September 11, 2012 — 4 Comments

You listened to part of the transcripts this morning before someone who knows you better than you do told you to stop, before you’d end up in the closet, in a ball of tears.

You’ve never seen New York like this. Eerily silent and dust covered. A city of the walking wounded. You stare into the eyes of strangers for five, ten, forty seconds before either of you realized that in New York City you don’t do that. You avert your eyes, look away, avoid, but not this week. This week you stare. And you nod at the end, sighing in unison. You are both thinking the same thing after all: what just happened?

Every park is filled, every corner is filled, every mind is filled: what just happened?

Fences are filled with Missing Person signs and the homeless aren’t the only ones laying, dazed, on park benches and curbs.

You know things are going to change you, but you don’t know how much, or to what length. You don’t know, for instance, while you watch planes crash into familiar buildings, that in ten years two of your baby brothers will be soldiers and men, stationed in countries torn by war. You don’t know that in ten years every day you will pray for peace, mostly because peace means that they will come home in one piece.

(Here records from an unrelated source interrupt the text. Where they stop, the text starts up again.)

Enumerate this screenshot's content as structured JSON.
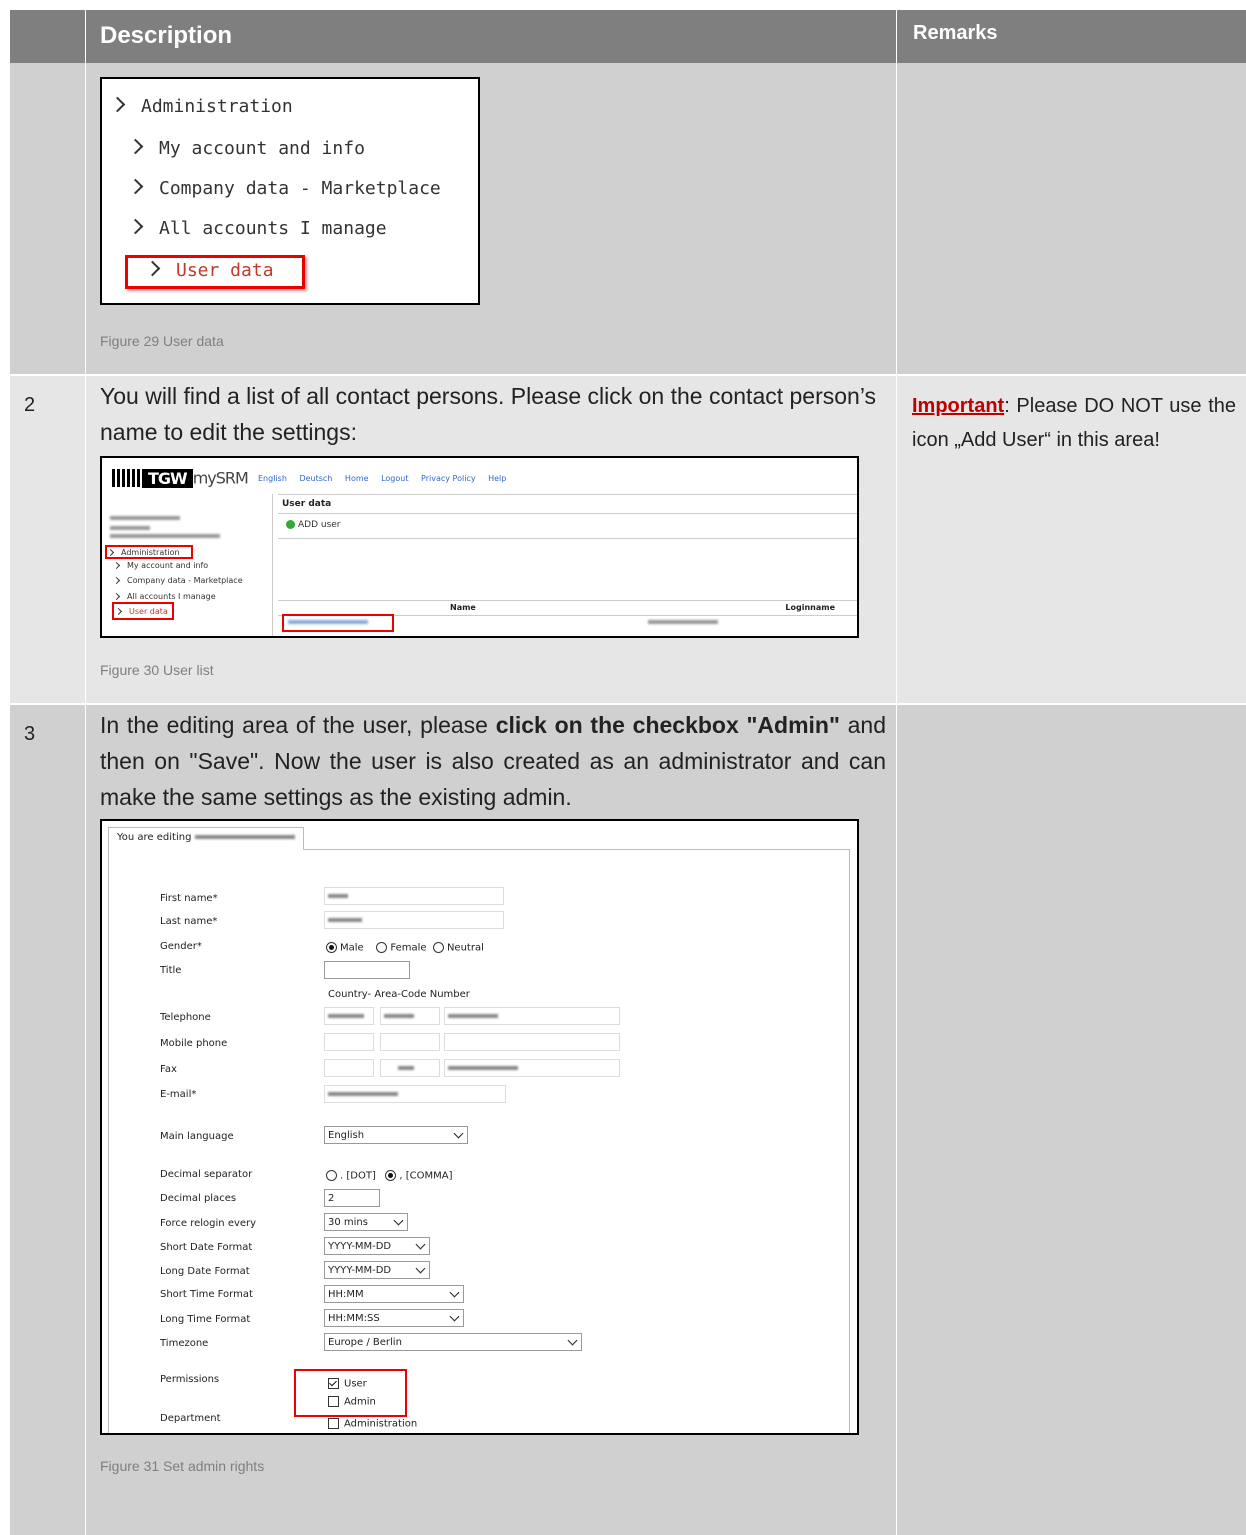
{
  "header": {
    "description": "Description",
    "remarks": "Remarks"
  },
  "rows": [
    {
      "number": "",
      "figure": {
        "items": [
          "Administration",
          "My account and info",
          "Company data - Marketplace",
          "All accounts I manage",
          "User data"
        ]
      },
      "caption": "Figure 29 User data",
      "remark": ""
    },
    {
      "number": "2",
      "text": "You will find a list of all contact persons. Please click on the contact person’s name to edit the settings:",
      "figure": {
        "logo_tgw": "TGW",
        "logo_mysrm": "mySRM",
        "nav_links": [
          "English",
          "Deutsch",
          "Home",
          "Logout",
          "Privacy Policy",
          "Help"
        ],
        "sidebar_items": [
          "Administration",
          "My account and info",
          "Company data - Marketplace",
          "All accounts I manage",
          "User data"
        ],
        "main_title": "User data",
        "add_user": "ADD user",
        "col_name": "Name",
        "col_login": "Loginname"
      },
      "caption": "Figure 30 User list",
      "remark_label": "Important",
      "remark_text": ": Please DO NOT use the icon „Add User“ in this area!"
    },
    {
      "number": "3",
      "text_before": "In the editing area of the user, please ",
      "text_bold": "click on the checkbox \"Admin\"",
      "text_after": " and then on \"Save\". Now the user is also created as an administrator and can make the same settings as the existing admin.",
      "figure": {
        "tab": "You are editing",
        "fields": {
          "first_name": "First name*",
          "last_name": "Last name*",
          "gender": "Gender*",
          "title": "Title",
          "phone_header": "Country- Area-Code Number",
          "telephone": "Telephone",
          "mobile": "Mobile phone",
          "fax": "Fax",
          "email": "E-mail*",
          "main_language": "Main language",
          "decimal_separator": "Decimal separator",
          "decimal_places": "Decimal places",
          "force_relogin": "Force relogin every",
          "short_date": "Short Date Format",
          "long_date": "Long Date Format",
          "short_time": "Short Time Format",
          "long_time": "Long Time Format",
          "timezone": "Timezone",
          "permissions": "Permissions",
          "department": "Department"
        },
        "gender_options": [
          "Male",
          "Female",
          "Neutral"
        ],
        "gender_selected": "Male",
        "values": {
          "main_language": "English",
          "decimal_dot": ". [DOT]",
          "decimal_comma": ", [COMMA]",
          "decimal_places": "2",
          "force_relogin": "30 mins",
          "short_date": "YYYY-MM-DD",
          "long_date": "YYYY-MM-DD",
          "short_time": "HH:MM",
          "long_time": "HH:MM:SS",
          "timezone": "Europe / Berlin"
        },
        "permissions": [
          {
            "label": "User",
            "checked": true
          },
          {
            "label": "Admin",
            "checked": false
          }
        ],
        "department": "Administration"
      },
      "caption": "Figure 31 Set admin rights",
      "remark": ""
    }
  ],
  "colors": {
    "header_bg": "#7f7f7f",
    "important": "#c00000",
    "highlight_box": "#e00000"
  }
}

You don’t know that in the weeks to come, you will open the coffee shop every morning at 5am and you will listen to your fellow countrymen wake up to the news, giving their best war-plan strategies while they hand you their dollar-sixtyfive. You don’t know these things. You don’t know that freedom really does cost something, but in your wildest dreams you never imagined it would cost this.

You stumble through a shell-shocked city, one wrapped in yellow caution tape. You try to make sense of what just happened.

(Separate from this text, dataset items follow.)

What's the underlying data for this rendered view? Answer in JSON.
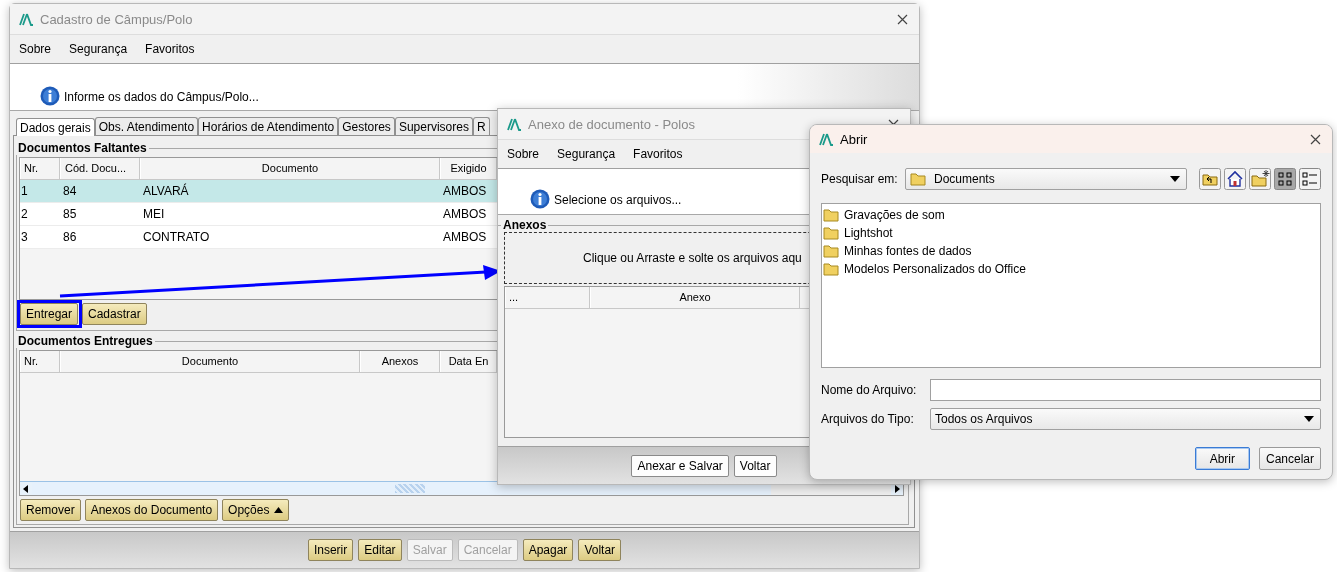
{
  "main_window": {
    "title": "Cadastro de Câmpus/Polo",
    "active": false,
    "menu": [
      "Sobre",
      "Segurança",
      "Favoritos"
    ],
    "info": "Informe os dados do Câmpus/Polo...",
    "tabs": [
      {
        "label": "Dados gerais",
        "selected": true
      },
      {
        "label": "Obs. Atendimento",
        "selected": false
      },
      {
        "label": "Horários de Atendimento",
        "selected": false
      },
      {
        "label": "Gestores",
        "selected": false
      },
      {
        "label": "Supervisores",
        "selected": false
      },
      {
        "label": "R",
        "selected": false
      }
    ],
    "missing_documents": {
      "title": "Documentos Faltantes",
      "columns": [
        "Nr.",
        "Cód. Docu...",
        "Documento",
        "Exigido"
      ],
      "rows": [
        {
          "cells": [
            "1",
            "84",
            "ALVARÁ",
            "AMBOS"
          ],
          "selected": true
        },
        {
          "cells": [
            "2",
            "85",
            "MEI",
            "AMBOS"
          ],
          "selected": false
        },
        {
          "cells": [
            "3",
            "86",
            "CONTRATO",
            "AMBOS"
          ],
          "selected": false
        }
      ],
      "buttons": [
        {
          "label": "Entregar",
          "highlighted": true
        },
        {
          "label": "Cadastrar",
          "highlighted": false
        }
      ]
    },
    "delivered_documents": {
      "title": "Documentos Entregues",
      "columns": [
        "Nr.",
        "Documento",
        "Anexos",
        "Data En"
      ],
      "buttons": [
        {
          "label": "Remover",
          "kind": "plain"
        },
        {
          "label": "Anexos do Documento",
          "kind": "plain"
        },
        {
          "label": "Opções",
          "kind": "menu"
        }
      ]
    },
    "footer_buttons": [
      {
        "label": "Inserir",
        "disabled": false
      },
      {
        "label": "Editar",
        "disabled": false
      },
      {
        "label": "Salvar",
        "disabled": true
      },
      {
        "label": "Cancelar",
        "disabled": true
      },
      {
        "label": "Apagar",
        "disabled": false
      },
      {
        "label": "Voltar",
        "disabled": false
      }
    ]
  },
  "attachment_window": {
    "title": "Anexo de documento - Polos",
    "active": false,
    "menu": [
      "Sobre",
      "Segurança",
      "Favoritos"
    ],
    "info": "Selecione os arquivos...",
    "group_title": "Anexos",
    "drop_zone": "Clique ou Arraste e solte os arquivos aqu",
    "columns": [
      "...",
      "Anexo"
    ],
    "buttons": [
      "Anexar e Salvar",
      "Voltar"
    ]
  },
  "open_dialog": {
    "title": "Abrir",
    "active": true,
    "look_in_label": "Pesquisar em:",
    "look_in": "Documents",
    "view_modes": [
      {
        "kind": "list",
        "selected": true
      },
      {
        "kind": "details",
        "selected": false
      }
    ],
    "files": [
      "Gravações de som",
      "Lightshot",
      "Minhas fontes de dados",
      "Modelos Personalizados do Office"
    ],
    "file_name_label": "Nome do Arquivo:",
    "file_type_label": "Arquivos do Tipo:",
    "file_type": "Todos os Arquivos",
    "buttons": [
      {
        "label": "Abrir",
        "default": true
      },
      {
        "label": "Cancelar",
        "default": false
      }
    ]
  }
}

You don’t know that everyone you know knows someone who knew someone and you find out years later that you knew someone too. You regret losing touch.

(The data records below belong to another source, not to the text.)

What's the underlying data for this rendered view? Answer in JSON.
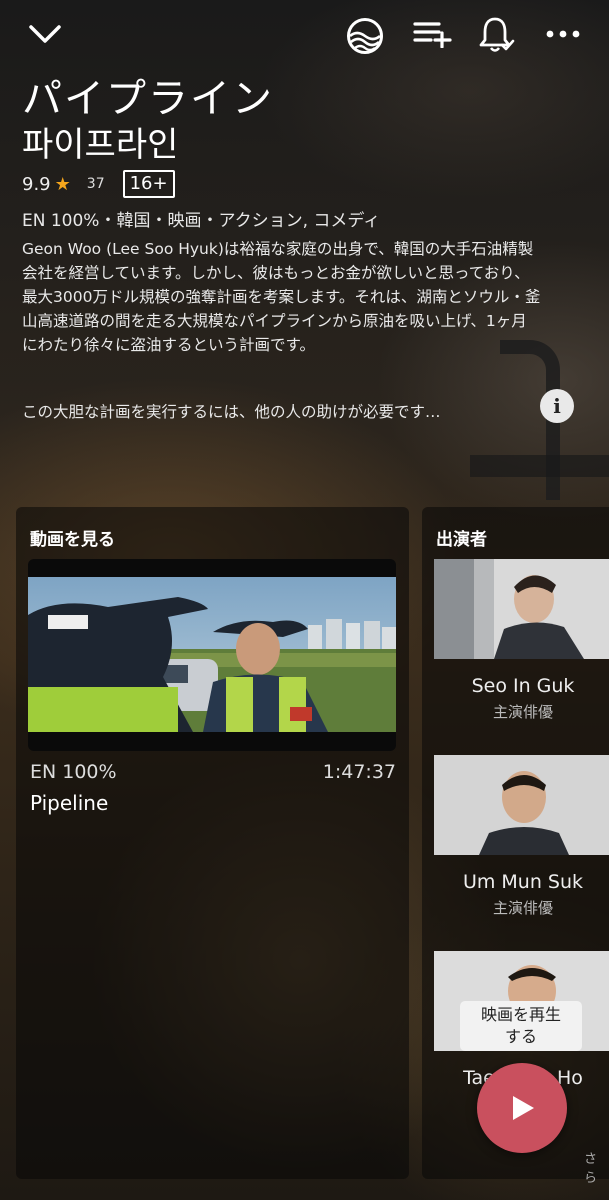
{
  "header": {
    "back_icon": "chevron-down-icon",
    "wave_icon": "wave-logo-icon",
    "add_list_icon": "playlist-add-icon",
    "bell_icon": "bell-check-icon",
    "more_icon": "more-horizontal-icon"
  },
  "title": {
    "japanese": "パイプライン",
    "korean": "파이프라인"
  },
  "meta": {
    "rating": "9.9",
    "votes": "37",
    "age_rating": "16+",
    "genres": "EN 100%・韓国・映画・アクション, コメディ"
  },
  "description": {
    "main": "Geon Woo (Lee Soo Hyuk)は裕福な家庭の出身で、韓国の大手石油精製会社を経営しています。しかし、彼はもっとお金が欲しいと思っており、最大3000万ドル規模の強奪計画を考案します。それは、湖南とソウル・釜山高速道路の間を走る大規模なパイプラインから原油を吸い上げ、1ヶ月にわたり徐々に盗油するという計画です。",
    "second": "この大胆な計画を実行するには、他の人の助けが必要です…",
    "info_label": "i"
  },
  "watch": {
    "title": "動画を見る",
    "video": {
      "language": "EN 100%",
      "duration": "1:47:37",
      "title": "Pipeline"
    }
  },
  "cast": {
    "title": "出演者",
    "members": [
      {
        "name": "Seo In Guk",
        "role": "主演俳優"
      },
      {
        "name": "Um Mun Suk",
        "role": "主演俳優"
      },
      {
        "name": "Tae Hang Ho",
        "role": ""
      }
    ],
    "more": "さら"
  },
  "tooltip": {
    "text_line1": "映画を再生",
    "text_line2": "する"
  },
  "colors": {
    "accent_star": "#f4a51c",
    "play_button": "#c9505e"
  }
}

You love history because when you hear about what has happened, it helps make sense of what is happening. But when what is happening is happening in real time, in your life, around you, there is no sense to be made of it.

You just stare at strangers a little longer. You both nod. Maybe you reach out and touch their arm.

What should have made us afraid, for a few weeks there, made us brave.

You’re proud to be an American. You are. You pray for peace. You hate conflict. You hate that your baby brothers wield guns and wear uniforms. But you love your country. You loved it dusty and shell-shocked, and you love it bankrupt and tired. You loved it confused and bewildered, and you love it arrogant and corrupt.

But you love heaven more and you long for it. So you pray only this, but every day: even so, Lord Jesus, come quickly.

Come quickly. 

(Originally posted on the ten-year anniversary of September 11.)